The Federal Open Market Committee said two days ago it would be "patient" in its plans to raise rates, which Chair Janet Yellen said in December meant no tightening "for at least the next couple of meetings." The central bank described the expansion as "solid," while cautioning that inflation could decline further "in the near term." The "patient" language could be removed at one of the next two meetings, setting up a discussion on rate increases by midyear, Bullard said. Unemployment could fall below 5 per cent by the third quarter, he said, adding that both policy makers and private economists have been overly pessimistic in their forecasts for joblessness.

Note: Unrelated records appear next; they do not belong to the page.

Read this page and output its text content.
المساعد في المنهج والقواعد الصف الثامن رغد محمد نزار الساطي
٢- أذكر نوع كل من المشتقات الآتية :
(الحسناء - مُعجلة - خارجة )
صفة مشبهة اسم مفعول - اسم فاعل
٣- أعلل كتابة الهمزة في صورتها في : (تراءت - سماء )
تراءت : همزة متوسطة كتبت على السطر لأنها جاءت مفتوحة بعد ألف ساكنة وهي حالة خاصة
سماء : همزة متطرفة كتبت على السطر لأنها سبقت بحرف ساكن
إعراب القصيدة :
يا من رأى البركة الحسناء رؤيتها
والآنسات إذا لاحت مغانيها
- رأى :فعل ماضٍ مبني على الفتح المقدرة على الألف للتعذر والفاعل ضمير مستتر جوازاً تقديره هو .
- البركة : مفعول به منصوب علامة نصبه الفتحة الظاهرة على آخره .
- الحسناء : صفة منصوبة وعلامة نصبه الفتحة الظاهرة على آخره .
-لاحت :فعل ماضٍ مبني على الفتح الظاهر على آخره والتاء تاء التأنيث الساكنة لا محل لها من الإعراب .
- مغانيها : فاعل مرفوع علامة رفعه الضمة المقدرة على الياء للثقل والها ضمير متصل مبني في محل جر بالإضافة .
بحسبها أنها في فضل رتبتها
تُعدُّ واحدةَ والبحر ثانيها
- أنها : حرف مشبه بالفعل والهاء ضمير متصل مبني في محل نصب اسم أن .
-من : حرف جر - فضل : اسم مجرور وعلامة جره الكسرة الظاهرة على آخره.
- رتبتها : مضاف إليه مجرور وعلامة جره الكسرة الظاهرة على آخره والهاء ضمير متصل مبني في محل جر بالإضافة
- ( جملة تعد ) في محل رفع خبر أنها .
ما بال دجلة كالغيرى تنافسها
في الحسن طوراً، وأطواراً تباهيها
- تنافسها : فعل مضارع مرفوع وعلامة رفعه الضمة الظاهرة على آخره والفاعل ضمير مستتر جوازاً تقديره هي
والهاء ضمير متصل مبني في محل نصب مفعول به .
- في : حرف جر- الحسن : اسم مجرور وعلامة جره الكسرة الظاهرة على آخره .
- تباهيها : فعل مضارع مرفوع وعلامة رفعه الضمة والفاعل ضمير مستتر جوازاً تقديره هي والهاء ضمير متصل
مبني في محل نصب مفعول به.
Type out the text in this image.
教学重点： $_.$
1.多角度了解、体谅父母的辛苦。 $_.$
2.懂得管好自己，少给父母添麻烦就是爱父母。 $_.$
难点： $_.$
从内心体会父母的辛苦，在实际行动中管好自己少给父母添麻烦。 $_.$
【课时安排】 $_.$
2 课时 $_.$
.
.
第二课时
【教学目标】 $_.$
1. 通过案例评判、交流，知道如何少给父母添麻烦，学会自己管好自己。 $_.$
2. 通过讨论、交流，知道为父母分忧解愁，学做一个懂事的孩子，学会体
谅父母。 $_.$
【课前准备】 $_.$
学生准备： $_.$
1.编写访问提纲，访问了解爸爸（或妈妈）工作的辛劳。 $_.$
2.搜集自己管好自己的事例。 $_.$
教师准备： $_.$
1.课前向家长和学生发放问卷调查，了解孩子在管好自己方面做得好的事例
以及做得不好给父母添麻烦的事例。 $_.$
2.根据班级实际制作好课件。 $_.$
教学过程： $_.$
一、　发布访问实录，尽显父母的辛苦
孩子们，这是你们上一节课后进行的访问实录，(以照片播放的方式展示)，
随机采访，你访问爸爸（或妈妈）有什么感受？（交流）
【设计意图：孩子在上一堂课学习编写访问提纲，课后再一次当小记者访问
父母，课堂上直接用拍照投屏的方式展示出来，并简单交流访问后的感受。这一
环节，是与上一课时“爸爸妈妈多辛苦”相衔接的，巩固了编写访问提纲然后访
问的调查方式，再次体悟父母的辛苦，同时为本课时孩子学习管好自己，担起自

"Zero is not the right number for this economy," Bullard said in a reference to the benchmark federal funds rate, which has been kept near that level since December 2008. "It is hard to rationalize a zero policy rate" because the economy has "a lot of momentum." Bullard, 53, has been seen as a bellwether because his views have sometimes foreshadowed policy changes. He published a paper in 2010 entitled "Seven Faces of the Peril," which called on the central bank to avert deflation by purchasing Treasury notes. That was followed by a second round of bond buying.

Bullard joined the St Louis Fed's research department in 1990 and became president of the regional bank in 2008. His district includes all of Arkansas and parts of Illinois, Indiana, Kentucky, Mississippi, Missouri and Tennessee.